Member of Parliament, Pratinidhi Sabha
- Incumbent
- Assumed office 26 March 2026
- Preceded by: Surya Bahadur Thapa Chhetri
- Constituency: Pyuthan 1

Personal details
- Citizenship: Nepalese
- Party: Rastriya Swatantra Party
- Education: Master of Economics (MA) Political Science (MSc)
- Alma mater: London School of Economics (Msc) Norwegian School of Economics (MA)
- Profession: Politician; Economist;

= Sushant Vaidik =

Nepalese politician and economist

Sushant Vaidik (सुशान्त वैदिक) is a Nepalese politician and economist serving as a member of parliament from the Rastriya Swatantra Party. He is the member of the 7th Pratinidhi Sabha elected from Pyuthan 1 constituency in 2026 Nepalese General Election securing 27,469 votes and defeating his closest contender Govind Raj Pokharel of the Nepali Congress.

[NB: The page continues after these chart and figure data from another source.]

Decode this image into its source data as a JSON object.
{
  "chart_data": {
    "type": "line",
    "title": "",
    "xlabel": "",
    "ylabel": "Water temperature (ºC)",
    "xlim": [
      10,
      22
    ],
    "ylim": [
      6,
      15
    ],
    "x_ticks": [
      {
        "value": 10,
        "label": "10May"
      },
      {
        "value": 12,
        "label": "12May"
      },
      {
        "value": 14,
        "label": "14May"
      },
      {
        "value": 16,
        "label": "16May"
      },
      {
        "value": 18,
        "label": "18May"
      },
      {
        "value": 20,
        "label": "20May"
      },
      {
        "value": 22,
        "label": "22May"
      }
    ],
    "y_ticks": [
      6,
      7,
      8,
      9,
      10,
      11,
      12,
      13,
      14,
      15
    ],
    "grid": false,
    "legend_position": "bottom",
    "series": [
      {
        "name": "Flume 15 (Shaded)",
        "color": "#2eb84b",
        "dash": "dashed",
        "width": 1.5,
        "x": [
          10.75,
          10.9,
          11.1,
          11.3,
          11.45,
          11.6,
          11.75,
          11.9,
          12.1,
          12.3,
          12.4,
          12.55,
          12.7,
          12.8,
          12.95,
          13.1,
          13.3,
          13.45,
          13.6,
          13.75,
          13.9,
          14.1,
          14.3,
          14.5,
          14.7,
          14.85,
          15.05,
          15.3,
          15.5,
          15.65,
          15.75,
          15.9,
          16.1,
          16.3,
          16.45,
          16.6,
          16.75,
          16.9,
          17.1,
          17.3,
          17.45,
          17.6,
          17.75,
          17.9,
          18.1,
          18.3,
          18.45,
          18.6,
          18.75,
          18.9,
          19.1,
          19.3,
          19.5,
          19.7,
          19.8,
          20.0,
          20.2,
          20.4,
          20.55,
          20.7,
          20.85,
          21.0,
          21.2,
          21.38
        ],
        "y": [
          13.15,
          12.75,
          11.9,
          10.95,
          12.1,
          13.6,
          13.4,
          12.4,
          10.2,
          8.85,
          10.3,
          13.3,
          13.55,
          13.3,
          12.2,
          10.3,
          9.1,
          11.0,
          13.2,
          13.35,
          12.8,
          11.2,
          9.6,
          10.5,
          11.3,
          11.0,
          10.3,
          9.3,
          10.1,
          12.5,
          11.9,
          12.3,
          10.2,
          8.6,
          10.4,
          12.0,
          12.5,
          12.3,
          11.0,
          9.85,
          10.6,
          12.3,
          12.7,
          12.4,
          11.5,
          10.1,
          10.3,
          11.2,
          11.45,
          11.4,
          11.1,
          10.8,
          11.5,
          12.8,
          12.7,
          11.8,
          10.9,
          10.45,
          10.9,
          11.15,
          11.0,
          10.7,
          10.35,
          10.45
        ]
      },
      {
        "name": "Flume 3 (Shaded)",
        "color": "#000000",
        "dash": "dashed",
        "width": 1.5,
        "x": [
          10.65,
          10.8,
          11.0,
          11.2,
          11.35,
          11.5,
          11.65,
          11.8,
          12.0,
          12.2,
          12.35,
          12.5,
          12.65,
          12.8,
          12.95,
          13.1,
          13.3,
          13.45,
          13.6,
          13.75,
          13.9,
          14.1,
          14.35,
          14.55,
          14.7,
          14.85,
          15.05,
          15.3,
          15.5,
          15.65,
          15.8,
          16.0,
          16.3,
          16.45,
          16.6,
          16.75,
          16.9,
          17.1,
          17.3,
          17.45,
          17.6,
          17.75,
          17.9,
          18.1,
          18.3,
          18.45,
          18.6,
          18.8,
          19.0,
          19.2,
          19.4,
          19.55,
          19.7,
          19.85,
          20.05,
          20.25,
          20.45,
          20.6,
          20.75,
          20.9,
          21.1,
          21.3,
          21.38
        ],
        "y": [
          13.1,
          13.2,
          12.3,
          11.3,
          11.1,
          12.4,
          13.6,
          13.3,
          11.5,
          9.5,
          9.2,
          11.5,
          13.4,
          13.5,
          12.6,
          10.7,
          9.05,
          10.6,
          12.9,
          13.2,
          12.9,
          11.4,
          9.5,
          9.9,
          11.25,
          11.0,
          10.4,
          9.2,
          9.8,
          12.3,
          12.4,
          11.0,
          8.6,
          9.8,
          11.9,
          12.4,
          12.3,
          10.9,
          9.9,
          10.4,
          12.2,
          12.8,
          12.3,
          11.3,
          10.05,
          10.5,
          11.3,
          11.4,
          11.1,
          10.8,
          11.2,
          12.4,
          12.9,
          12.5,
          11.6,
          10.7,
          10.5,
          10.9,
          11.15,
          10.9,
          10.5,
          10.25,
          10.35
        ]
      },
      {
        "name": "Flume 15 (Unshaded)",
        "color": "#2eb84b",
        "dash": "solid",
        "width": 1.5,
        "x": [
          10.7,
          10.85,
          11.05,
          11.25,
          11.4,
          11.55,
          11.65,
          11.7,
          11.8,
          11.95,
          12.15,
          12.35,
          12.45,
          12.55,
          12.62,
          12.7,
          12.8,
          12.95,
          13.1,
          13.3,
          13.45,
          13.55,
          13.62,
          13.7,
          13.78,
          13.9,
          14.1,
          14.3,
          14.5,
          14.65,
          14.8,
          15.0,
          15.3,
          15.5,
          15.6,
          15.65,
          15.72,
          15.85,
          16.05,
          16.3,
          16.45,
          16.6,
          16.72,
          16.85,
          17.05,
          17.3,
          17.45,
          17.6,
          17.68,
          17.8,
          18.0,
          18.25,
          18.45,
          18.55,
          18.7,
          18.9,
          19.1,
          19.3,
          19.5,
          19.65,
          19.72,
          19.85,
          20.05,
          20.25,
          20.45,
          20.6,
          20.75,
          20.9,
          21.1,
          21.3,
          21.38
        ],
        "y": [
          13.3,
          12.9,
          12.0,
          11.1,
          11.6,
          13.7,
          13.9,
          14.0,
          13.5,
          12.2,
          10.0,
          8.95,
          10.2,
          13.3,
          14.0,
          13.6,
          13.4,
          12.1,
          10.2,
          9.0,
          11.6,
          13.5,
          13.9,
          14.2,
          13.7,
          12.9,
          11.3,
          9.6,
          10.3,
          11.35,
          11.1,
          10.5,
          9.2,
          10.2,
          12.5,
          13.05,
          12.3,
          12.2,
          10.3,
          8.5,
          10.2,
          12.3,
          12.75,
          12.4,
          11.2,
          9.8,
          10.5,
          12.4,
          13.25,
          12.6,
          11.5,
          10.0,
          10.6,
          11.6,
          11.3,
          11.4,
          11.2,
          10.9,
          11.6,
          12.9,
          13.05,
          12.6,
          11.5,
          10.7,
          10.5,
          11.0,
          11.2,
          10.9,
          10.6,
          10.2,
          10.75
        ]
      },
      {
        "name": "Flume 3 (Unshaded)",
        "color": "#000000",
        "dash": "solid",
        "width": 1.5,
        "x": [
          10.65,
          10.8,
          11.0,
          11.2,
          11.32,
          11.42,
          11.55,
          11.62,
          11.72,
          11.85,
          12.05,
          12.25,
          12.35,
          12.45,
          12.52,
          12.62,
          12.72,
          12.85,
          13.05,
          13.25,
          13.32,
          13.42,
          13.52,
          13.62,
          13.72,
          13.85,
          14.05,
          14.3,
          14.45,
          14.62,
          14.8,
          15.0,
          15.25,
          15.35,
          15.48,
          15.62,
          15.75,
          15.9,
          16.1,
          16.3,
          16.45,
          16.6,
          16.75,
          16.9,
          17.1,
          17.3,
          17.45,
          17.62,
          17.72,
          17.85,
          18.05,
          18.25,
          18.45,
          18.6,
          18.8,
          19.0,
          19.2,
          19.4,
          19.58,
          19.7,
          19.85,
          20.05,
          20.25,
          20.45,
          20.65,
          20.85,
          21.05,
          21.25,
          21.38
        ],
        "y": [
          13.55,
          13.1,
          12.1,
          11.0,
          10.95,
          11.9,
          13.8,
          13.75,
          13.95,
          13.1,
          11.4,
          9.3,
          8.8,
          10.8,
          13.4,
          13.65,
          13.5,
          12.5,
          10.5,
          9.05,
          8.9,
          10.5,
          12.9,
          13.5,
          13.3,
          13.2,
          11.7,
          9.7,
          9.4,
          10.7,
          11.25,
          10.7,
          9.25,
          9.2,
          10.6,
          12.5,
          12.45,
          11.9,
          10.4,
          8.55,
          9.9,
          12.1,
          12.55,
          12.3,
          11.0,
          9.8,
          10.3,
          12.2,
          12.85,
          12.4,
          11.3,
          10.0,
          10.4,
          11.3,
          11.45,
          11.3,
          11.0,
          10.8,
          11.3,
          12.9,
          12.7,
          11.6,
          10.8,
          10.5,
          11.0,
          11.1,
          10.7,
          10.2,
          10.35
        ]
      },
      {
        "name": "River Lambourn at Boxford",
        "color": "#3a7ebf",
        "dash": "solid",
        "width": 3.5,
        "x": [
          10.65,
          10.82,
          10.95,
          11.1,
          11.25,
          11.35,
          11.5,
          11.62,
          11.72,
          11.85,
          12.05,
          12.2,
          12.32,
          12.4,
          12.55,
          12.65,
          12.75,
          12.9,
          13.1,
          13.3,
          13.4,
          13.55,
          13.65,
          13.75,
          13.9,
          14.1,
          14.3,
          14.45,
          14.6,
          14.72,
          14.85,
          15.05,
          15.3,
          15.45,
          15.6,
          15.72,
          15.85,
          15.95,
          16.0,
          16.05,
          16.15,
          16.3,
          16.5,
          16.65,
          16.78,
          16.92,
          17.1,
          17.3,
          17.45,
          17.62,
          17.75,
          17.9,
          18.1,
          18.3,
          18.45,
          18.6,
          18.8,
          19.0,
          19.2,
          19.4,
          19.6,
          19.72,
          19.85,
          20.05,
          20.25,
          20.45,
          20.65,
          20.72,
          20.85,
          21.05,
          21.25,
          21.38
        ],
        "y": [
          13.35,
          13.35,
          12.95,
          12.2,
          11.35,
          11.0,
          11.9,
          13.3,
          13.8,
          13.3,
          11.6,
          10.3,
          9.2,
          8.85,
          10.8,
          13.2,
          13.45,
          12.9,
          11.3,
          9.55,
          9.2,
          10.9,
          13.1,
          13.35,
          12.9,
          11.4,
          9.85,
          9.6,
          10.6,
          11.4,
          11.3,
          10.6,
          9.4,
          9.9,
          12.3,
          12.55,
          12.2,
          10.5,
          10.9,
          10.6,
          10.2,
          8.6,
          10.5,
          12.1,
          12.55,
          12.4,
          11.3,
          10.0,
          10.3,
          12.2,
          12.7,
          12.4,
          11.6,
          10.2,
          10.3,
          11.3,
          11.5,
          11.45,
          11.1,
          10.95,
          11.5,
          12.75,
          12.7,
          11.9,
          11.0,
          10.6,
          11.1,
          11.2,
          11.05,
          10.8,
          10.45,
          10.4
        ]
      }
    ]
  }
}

He previously worked as an economic and policy making advisor for provincial government of Lumbini province under the chief ministers like Dilli Bahadur Chaudhary of Nepali Congress and Jokh Bahadur Mahara of Maoist Centre. He holds Msc in Political Science from London School of Economics and Master of Economics from Norwegian School of Economics. Presently Vaidik is overseeing day-to-day operations of the Ministry of Industry, Commerce, and Supplies under Balen Shah Government.